Bei den „Rabbit’s Foot Minstrels“, einer reisenden Vaudeville-Truppe, lernte Klein-Rufus in den 30er-Jahren sein Handwerk und amüsierte ein weißes Publikum unter der „Blackface“ genannten Rußmaske. Den oft anarchischen Subtext hinter den Darkie-Stereotypen allerdings konnten meist nur die Zuschauer der eigenen Hautfarbe entziffern: Signifying als Überlebensprinzip. Rufus Thomas jedenfalls sollte das Schwarz-Weiß-Drama sein Leben lang nicht loslassen. In den 40er-Jahren trat er in den Nachtclubs von Memphis auf, entdeckte als Moderator lokaler Talentwettbewerbe B. B. King oder Little Junier Parker.

1953 stürmte „Bear Cat“, Rufus Thomas’ Antwort auf Big Mama Thorntons „Hound Dog“ die R-’n’-B-Charts. Es war der entscheidende Kick für Sam Phillips’ Sun-Label: Phillips träumte davon, eine Million Dollar zu machen, wenn er nur den „weißen Jungen fände, der singen konnte wie ein Schwarzer“. Elvis kam und Rufus musste gehen. Stax Records, eine weitere weiße Plattenfirma, profitierte davon. Im Duett mit Tochter Carla bescherte Thomas dem legendären Imprint die erste Erfolgssingle: „Cause I Love You“. Bis 1963 noch arbeitete der Soulsänger tagsüber für 57 Cent die Stunde in einer Textilfabrik. Dann wurde „Walking The Dog“ ein Hit – und Thomas bekam für einen einzigen Auftritt so viel Geld, wie er in der Fabrik im ganzen Monat verdiente.
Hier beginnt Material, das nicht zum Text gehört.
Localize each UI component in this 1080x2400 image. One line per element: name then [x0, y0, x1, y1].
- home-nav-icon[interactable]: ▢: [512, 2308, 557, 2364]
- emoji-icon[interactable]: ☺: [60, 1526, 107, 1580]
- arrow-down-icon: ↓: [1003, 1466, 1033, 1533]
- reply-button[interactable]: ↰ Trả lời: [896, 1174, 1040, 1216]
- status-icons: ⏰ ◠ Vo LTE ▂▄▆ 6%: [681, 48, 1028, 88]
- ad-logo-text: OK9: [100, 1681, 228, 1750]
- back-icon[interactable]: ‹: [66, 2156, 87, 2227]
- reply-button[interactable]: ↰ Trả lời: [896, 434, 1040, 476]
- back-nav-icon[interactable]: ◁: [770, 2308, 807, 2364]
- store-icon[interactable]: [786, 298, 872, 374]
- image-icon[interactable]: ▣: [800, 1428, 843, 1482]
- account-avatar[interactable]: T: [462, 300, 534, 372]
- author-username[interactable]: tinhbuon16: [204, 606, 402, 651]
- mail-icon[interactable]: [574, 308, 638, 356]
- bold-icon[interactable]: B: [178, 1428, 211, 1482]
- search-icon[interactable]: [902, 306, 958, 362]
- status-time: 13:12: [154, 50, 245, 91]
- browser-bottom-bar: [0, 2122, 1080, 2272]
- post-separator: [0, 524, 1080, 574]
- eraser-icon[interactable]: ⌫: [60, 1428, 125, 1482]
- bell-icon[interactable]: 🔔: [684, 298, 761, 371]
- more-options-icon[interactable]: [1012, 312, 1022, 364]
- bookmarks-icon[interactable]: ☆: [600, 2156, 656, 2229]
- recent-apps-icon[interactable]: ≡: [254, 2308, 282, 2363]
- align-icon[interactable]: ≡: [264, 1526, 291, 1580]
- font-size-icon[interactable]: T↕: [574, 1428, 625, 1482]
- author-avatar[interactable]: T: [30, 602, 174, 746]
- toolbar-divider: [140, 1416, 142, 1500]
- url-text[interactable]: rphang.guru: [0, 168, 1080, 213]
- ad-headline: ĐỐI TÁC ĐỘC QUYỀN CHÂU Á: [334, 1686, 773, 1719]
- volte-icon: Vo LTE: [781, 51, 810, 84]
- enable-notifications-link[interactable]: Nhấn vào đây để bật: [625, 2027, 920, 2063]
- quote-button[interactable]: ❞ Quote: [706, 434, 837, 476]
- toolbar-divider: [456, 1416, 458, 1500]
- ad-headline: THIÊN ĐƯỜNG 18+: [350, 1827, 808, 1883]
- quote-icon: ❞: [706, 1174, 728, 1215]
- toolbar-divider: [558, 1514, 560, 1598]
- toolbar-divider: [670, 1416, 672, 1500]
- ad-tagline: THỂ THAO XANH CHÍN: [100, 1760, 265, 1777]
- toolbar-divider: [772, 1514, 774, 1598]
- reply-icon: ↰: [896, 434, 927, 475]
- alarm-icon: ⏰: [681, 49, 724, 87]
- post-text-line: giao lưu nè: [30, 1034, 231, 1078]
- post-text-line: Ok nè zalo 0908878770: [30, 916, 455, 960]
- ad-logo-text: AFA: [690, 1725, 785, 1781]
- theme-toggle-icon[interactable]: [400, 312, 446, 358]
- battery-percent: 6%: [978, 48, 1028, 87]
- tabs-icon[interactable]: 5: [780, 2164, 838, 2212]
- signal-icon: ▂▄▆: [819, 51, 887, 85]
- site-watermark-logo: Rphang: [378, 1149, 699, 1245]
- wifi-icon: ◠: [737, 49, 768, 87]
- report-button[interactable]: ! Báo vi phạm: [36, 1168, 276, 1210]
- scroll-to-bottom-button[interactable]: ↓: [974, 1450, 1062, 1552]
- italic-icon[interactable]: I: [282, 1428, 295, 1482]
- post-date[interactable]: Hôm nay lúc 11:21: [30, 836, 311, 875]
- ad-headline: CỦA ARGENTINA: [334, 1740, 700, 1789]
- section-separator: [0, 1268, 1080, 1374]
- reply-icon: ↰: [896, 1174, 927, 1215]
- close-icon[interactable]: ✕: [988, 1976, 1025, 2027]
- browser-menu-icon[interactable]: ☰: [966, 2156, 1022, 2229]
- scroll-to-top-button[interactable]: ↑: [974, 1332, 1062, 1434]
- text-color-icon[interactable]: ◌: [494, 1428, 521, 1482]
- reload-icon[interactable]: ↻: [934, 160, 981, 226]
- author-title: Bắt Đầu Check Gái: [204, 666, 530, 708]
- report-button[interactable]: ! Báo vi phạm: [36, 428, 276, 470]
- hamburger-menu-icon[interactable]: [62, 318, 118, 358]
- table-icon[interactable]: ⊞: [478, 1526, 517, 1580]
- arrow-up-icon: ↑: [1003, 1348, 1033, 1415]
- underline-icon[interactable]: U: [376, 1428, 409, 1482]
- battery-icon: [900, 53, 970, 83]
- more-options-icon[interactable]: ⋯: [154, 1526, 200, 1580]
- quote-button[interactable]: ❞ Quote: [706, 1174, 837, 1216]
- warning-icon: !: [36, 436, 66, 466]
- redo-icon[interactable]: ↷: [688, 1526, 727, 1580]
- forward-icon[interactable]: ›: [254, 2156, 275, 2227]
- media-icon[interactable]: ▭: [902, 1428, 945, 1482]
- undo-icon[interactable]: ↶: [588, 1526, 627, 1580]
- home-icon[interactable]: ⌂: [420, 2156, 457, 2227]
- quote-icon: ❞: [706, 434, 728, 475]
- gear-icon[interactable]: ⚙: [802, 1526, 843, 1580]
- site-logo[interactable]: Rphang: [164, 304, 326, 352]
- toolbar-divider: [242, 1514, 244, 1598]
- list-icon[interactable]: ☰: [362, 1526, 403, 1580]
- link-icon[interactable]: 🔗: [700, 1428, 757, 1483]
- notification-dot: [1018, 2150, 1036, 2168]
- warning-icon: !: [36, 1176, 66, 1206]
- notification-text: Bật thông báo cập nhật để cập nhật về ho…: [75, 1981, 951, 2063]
Die politische Radikalisierung in den 60er-Jahren aber ließ Rufus Thomas außen vor: Der Mann, der sich immer darüber erregen konnte, welche „Popscheiße“ weiße Imitatoren wie Chubby Checker aus ursprünglich schwarzen Tänzen wie dem Twist machten, galt den neuen schwarzen Stax-Managern als peinlich. Wer wollte in den Zeiten der Bürgerrechtskämpfe einen augenrollenden und dämlich grinsenden Clown auf der Bühne sehen? Der selbst ernannte „älteste Teenager der Welt“ allerdings kämpfte hinter den Kulissen unermüdlich für die Erhaltung des schwarzen Erbes seiner Heimatstadt. Während Elvis’ Rasenmäher heute im Museeum stehen, muss Rufus Thomas wohl noch ein Weilchen warten, bis die Touristen auch seinen Namen auf einer Gedenktafel lesen: „Schwarze müssen in der Regel zwei- bis dreimal so gut sein wie Weiße, um akzeptiert zu werden. Nur im Studio gibt es keinen Unterschied: Da zählt allein, was du drauf hast. Und einer lernt vom anderen.“ Am Sonntag hat Rufus Thomas im Alter von 84 Jahren zum letzten Mal getanzt – die Funky Chicken wackeln jetzt wohl mit Engelsflügeln.